亡國の孤城Ⅱ ~デイファレト・無人の玉座~


ヨルンの獰猛な目は、天敵に狙われている事に気付いた獣のそれと同じだった。
これはいけない…と、一瞬の焦燥に駆られて矢を放ったが、あの一秒にも満たない僅かな時間で狙い処を読まれていたらしい。
ヨルンとの距離は本の数メートルと至近距離であったため、鋭い氷の矢は渦巻く魔力の風にのまれること無く直線を引いたが、矢が届く前にヨルンの全身は一瞬にして霧状と化した。

気化した濃霧の如き巨体をレトの矢は虚しく貫き、視界の外へと消えた。



霧の中に見える灯の様な、二つの見開いた黄金色の眼球が一瞬表に現れたかと思えば、大地を震わせる低い唸り声が辺り一帯に響き渡った。

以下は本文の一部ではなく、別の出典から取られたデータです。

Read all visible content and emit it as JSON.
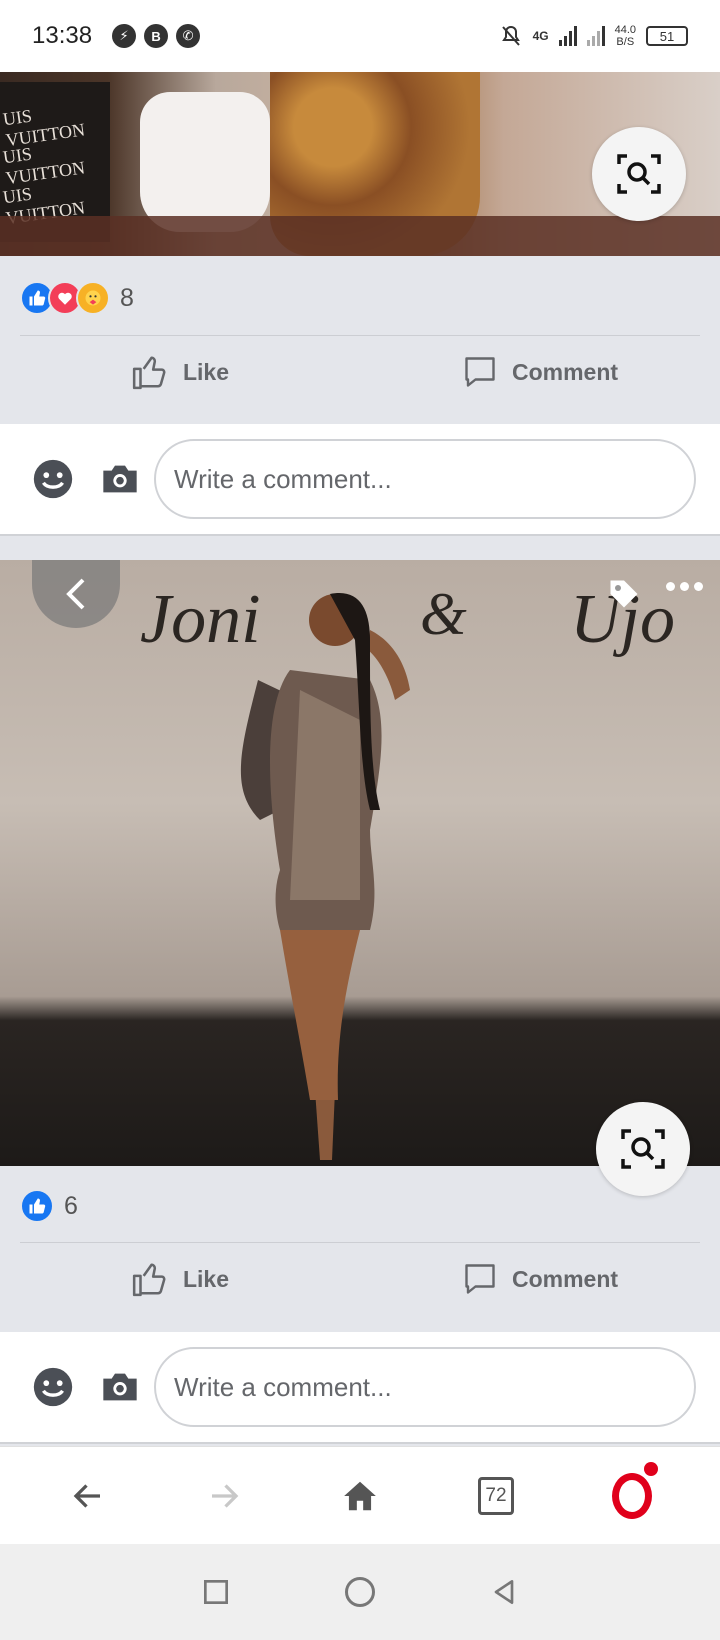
{
  "status_bar": {
    "time": "13:38",
    "network": "4G",
    "speed_value": "44.0",
    "speed_unit": "B/S",
    "battery": "51"
  },
  "post1": {
    "box_texts": [
      "UIS VUITTON",
      "UIS VUITTON",
      "UIS VUITTON"
    ],
    "reactions": [
      "like-reaction-icon",
      "love-reaction-icon",
      "care-reaction-icon"
    ],
    "reaction_count": "8",
    "like_label": "Like",
    "comment_label": "Comment",
    "comment_placeholder": "Write a comment..."
  },
  "post2": {
    "reactions": [
      "like-reaction-icon"
    ],
    "reaction_count": "6",
    "like_label": "Like",
    "comment_label": "Comment",
    "comment_placeholder": "Write a comment..."
  },
  "browser": {
    "tabs_count": "72"
  },
  "colors": {
    "accent_blue": "#1877f2",
    "love_red": "#f33e58",
    "care_yellow": "#f7b125",
    "opera_red": "#e0001b",
    "feed_gray": "#e4e6eb"
  }
}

高低の周波が入れ混じった不快極まりない咆哮に、レト達は思わず耳を塞ぐ。矢の様に耳をつんざくエコーの歌声とは違い、こちらは鈍器で頭を殴られているかの様な目眩を覚えた。
空気は大きく歪み、見えない音の津波となり…。




それが、極め付けだったのか。

…直後、硝子が粉々に割れる音と酷似した不可解な音色が聞こえ、何事かとそちらを見遣れば………美しい模様を描いていた、しかし光を完全に失ったノアの魔法陣が、崩れ落ちる様が見えた。





粉砕した魔法陣は半透明へ、そして限りなく透明な幻影と化した。







自由を得た白の神は、狂気に満ちた奇声を天に向かって放ち…。




上空に高々と飛翔したかと思うと、原形を止めていない濃霧の巨体は、吹雪に塗れてあっという間に散逸した。

姿は疎か、気配さえも、消え失せた。





「―――ヨルン!!………っ…!?」


ノアの悲痛な叫びは、途端に上空から吹き付けてきた突風の嵐に無情にも掻き消された。


先程までの突風とは桁外れに違うこの強烈な風は、止まない。

そして、一難去って……また一難。






その場にいる全員が、じわりと忍び寄る異変に気が付いた。